Nieuwe toestellen werden bijna meteen gesloopt
Sportinnovator is een van de programma’s om het rendement van innovatie in de sport te verhogen en bij te dragen aan een vitalere samenleving. Bij dit alles is een grote rol weggelegd voor bewegen in de openbare ruimte. Gemeenten willen graag weten hoe ze dat kunnen bevorderen. Zo ook Groningen, zegt Van Holland. Via korte lijntjes met de gemeente besloot de Hanzehogeschool hiervoor in Vinkhuizen een ‘living lab’ op te zetten. Van Holland: ‘Groningen wilde kijken hoe een wijk kon veranderen met andere vormen van burgerbetrokkenheid.’
Kunst
Maandenlang wandelden Van Holland en een collega door de wijk, steeds in gesprek met een of twee bewoners. ‘We legden contacten via het Huis voor de Sport Groningen en bouwden zo een netwerk op. Tijdens een wandeling vroegen we wat de bewoners in de wijk qua bewegen zouden willen verbeteren en we namen van foto’s van plekken die ze mooi vonden of juist niet.’ Na zo’n veertig gesprekken keken de onderzoekers welke thema’s vaak terug waren gekomen en bespraken dat met groepjes bewoners.
Vooral ouderen waren wel geïnteresseerd in wandelroutes door de wijk. Zo ontstond het idee van een ruim vijf kilometer lange route langs allerlei kunstobjecten in de wijk. Van Holland: ‘Die wordt waarschijnlijk gemarkeerd met stoeptegels, waar nu een ontwerp voor in de maak is.’ Er komt ook een kaartje met informatie over de kunstobjecten en er zitten gegidste wandelingen in de pijplijn. Dat is wel nodig, zegt Van Holland. ‘Om veranderingen in de infrastructuur succesvol te laten zijn, moet je ook iets doen aan het aanbod en de organisatie daaromheen. Je moet mensen helpen om er gebruik van te maken en hen dat niet zelf laten uitzoeken.’
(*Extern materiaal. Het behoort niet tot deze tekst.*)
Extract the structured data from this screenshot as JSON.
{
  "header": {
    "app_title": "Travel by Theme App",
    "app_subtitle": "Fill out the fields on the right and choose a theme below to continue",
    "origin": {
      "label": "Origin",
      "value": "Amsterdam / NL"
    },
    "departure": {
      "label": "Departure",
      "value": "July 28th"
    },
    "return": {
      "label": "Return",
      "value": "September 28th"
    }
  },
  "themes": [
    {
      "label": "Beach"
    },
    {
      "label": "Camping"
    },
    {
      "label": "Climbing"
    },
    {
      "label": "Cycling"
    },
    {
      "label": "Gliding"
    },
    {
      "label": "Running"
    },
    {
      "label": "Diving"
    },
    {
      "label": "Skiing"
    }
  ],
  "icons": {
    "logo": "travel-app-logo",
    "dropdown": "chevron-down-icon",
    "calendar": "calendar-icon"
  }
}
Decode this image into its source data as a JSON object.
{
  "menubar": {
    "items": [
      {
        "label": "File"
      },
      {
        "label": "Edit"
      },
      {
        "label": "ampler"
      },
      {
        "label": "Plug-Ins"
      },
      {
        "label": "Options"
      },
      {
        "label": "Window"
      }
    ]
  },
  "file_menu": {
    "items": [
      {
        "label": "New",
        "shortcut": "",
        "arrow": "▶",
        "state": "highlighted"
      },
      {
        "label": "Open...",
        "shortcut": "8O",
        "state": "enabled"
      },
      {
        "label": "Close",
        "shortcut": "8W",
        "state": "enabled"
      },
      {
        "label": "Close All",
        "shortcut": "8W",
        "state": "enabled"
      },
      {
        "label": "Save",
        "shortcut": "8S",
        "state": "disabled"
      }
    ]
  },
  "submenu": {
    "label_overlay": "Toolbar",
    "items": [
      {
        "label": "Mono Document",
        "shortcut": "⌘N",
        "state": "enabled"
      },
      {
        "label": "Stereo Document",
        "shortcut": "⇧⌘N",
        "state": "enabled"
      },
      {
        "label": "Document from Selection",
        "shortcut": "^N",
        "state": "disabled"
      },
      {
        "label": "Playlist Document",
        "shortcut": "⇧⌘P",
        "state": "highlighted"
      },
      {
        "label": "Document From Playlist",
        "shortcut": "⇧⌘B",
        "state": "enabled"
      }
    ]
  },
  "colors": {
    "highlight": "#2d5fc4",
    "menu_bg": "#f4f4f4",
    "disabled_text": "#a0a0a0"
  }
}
Dat de bewoners zelf veel hebben meegedacht, zal voor het gebruik en draagvlak van de kunstroute straks ook helpen, denkt Van Holland. In Vinkhuizen was de living lab-aanpak daarvoor wel nodig. ‘In wijken met hoge opleidingen en hoge salarissen stappen mensen zelf naar de gemeente als ze iets anders willen. In een wijk als deze gaat dat net anders. Dan moet je het hebben van een paar enthousiastelingen.’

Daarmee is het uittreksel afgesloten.